Sabine Wespieser, 249 pages.
Franz Huchel, 17 ans, quitte la province un endroit de hautes montagnes auprès d’un lac, l’Attersee, car l’ami de sa mère, qui les entretenaient tous les deux se noie dans ce beau et traître lac.
Franz va travailler à Vienne comme apprenti chez un ami de sa mère, le buraliste Otto Tresniek. Otto a perdu une jambe pendant la Grande Guerre, il vend toutes sortes de périodiques, ainsi que des cigarettes et des cigares de luxe, notamment les Hoyo de San Juan qui vont jouer un rôle dans cette affaire.
Nous sommes en 1937, à l’automne, et pendant que Franz se met à lire les journaux et se forme une conscience politique proche de celle de son patron, la peste brune progresse rapidement. Les juifs commencent à être sérieusement maltraités.
De temps à autre, un vieux monsieur vient acheter des cigares dans la boutique ; Otto Tresniek se sent honoré de cette fugace présence : c’est le professeur Freud « le docteur des fous « . La Bergasse se trouve à quelques rues de là. Curieux, Franz suit le professeur et lui adresse la parole : il voudrait lire tous ses livres ! Comment, s’étonne le professeur, n’as tu rien de mieux à faire que de lire les gros bouquins poussiéreux d’un vieux monsieur ? … tu es jeune, va prendre l’air, promène-toi, trouve-toi une fille...
C’est un roman d’apprentissage agréable à lire, aux descriptions soignées, parfois originales, qui permettent de visualiser rapidement les gens et les situations. Les oiseaux jouent un grand rôle.

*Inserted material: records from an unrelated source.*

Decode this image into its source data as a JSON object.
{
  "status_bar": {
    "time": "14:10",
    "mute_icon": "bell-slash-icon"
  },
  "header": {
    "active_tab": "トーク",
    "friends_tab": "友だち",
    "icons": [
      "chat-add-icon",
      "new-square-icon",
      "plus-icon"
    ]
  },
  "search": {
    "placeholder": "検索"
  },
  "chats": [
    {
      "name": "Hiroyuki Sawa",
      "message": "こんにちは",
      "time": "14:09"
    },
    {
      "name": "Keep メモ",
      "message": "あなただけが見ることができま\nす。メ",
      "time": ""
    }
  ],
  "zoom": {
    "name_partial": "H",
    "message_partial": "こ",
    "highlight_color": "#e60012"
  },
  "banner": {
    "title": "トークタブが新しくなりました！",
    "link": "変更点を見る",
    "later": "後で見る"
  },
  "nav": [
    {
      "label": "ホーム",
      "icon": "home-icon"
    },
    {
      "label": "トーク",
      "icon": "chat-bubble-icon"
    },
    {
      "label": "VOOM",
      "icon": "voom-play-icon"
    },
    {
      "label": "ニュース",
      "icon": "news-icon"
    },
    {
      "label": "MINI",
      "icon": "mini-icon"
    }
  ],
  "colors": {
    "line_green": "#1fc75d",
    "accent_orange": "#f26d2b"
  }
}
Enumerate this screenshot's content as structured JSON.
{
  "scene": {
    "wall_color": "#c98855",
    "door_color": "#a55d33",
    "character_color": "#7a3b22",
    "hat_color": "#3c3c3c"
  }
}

Des pigeons, des petits oiseaux un peu bizarres « qui amènent la peste ».
Les dialogues courts et amusants jurent avec la situation critique.
La rencontre de Franz et de Freud qui se prolonge en rendez-vous sur un banc est-elle vraisemblable ? Comment expliquer que ce très jeune homme soit d’emblée si attiré par un vieux monsieur « qui soigne les fous » alors que Franz se sent plutôt sain d’esprit ? Même si la suite montre qu’il ne l’est pas tant que cela ! Franz a beau être un jeune homme de la campagne, difficile de croire qu’il soit si naïf ; son comportement est plutôt suicidaire, à moins qu’il ne mésestime gravement l’ennemi.
Pas sûr non plus que les échanges eussent été d’emblée aussi décontractés entre Franz et ses interlocuteurs.
Les portraits de femmes sont très traditionnels : la mère aimante et qui sait conserver sa dignité, la pute sans foi ni loi, la vieille fille attachée à son père…ces portraits sont néanmoins tracés d’une plume délicate.
Mettre en scène un personnage illustre tel que Freud, n’est pas chose facile ! A sa place, je ne l'aurais pas nommé.Le jeune auteur a de l’ambition, il ne se refuse rien… de ce roman je retiendrais surtout les descriptions, et certains dialogues piquants.